I cannot speak from experience, but predominately an Insurance CEO has three primary objectives:

  1. Grow the business
  2. Reduce expenses
  3. Ensure compliance.

Let’s individually consider each of these objectives in more detail.

 Grow the Business

  • How does an insurance company grow from a $2bn to a $3bn organization? Essentially, insurance has a defined market size. Who needs a second home insurance policy or another life policy? Therefore to grow the business means increasing market share.

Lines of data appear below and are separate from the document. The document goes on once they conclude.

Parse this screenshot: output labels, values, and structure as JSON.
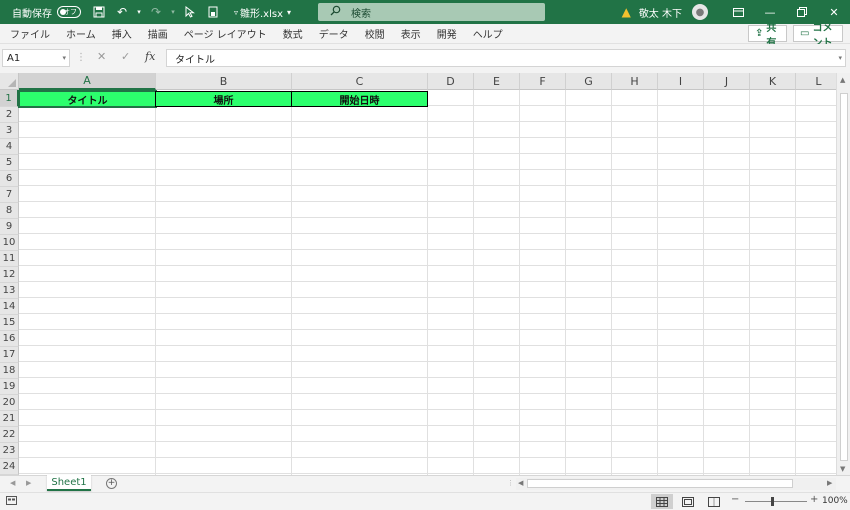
{
  "titlebar": {
    "autosave_label": "自動保存",
    "autosave_state": "オフ",
    "filename": "雛形.xlsx",
    "filename_dropdown": "▾",
    "search_placeholder": "検索",
    "username": "敬太 木下"
  },
  "ribbon": {
    "tabs": [
      "ファイル",
      "ホーム",
      "挿入",
      "描画",
      "ページ レイアウト",
      "数式",
      "データ",
      "校閲",
      "表示",
      "開発",
      "ヘルプ"
    ],
    "share_label": "共有",
    "comment_label": "コメント"
  },
  "formula_bar": {
    "name_box": "A1",
    "fx_label": "fx",
    "content": "タイトル"
  },
  "grid": {
    "columns": [
      "A",
      "B",
      "C",
      "D",
      "E",
      "F",
      "G",
      "H",
      "I",
      "J",
      "K",
      "L"
    ],
    "rows": [
      "1",
      "2",
      "3",
      "4",
      "5",
      "6",
      "7",
      "8",
      "9",
      "10",
      "11",
      "12",
      "13",
      "14",
      "15",
      "16",
      "17",
      "18",
      "19",
      "20",
      "21",
      "22",
      "23",
      "24"
    ],
    "header_cells": [
      "タイトル",
      "場所",
      "開始日時"
    ],
    "header_fill": "#2cff6d",
    "accent": "#217346"
  },
  "sheets": {
    "tabs": [
      "Sheet1"
    ],
    "active": "Sheet1"
  },
  "statusbar": {
    "zoom": "100%"
  }
}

To help achieve this objective, insurance companies are turning to analytics to improve pricing accuracy, create new products (telematics etc.) and enhance customer experience.

Reduce expenses

  • An insurance company has many different expenses. There are operating expenses such as employee salaries and infrastructure costs, underwriting expenses, and commission payouts. But by far the biggest expense within a property and casualty (P&C) insurance company is claims. Claims payouts and loss-adjustment expenses can account for up to 80 percent of an insurance company’s revenue. Adding analytics to the claims life cycle can deliver a measurable ROI with cost savings and increased profits; just a 1 percent improvement in the claims ratio for a $1 billion insurer is worth more than $7 million on the bottom line.

Ensure compliance

  • Insurance companies around the world are facing a host of new regulations. European insurers are consumed with implementing Solvency II, which will take effect in 2016. Many other countries are closely following events in Europe and seeking to implement the equivalent of Solvency II in their own regions. In the United States, the National Association of Insurance Commissioners (NAIC) has introduced the Solvency Modernization Initiative (SMI). To ensure compliance, insurance companies are implementing a comprehensive risk management frame work that includes data management, analytics and reporting.

In today’s highly competitive market, it is vital for insurance companies to minimize inefficiencies and reduce losses to protect profitability. By using analytics, insurance CEOs more easily achieve their objectives and sleep at night.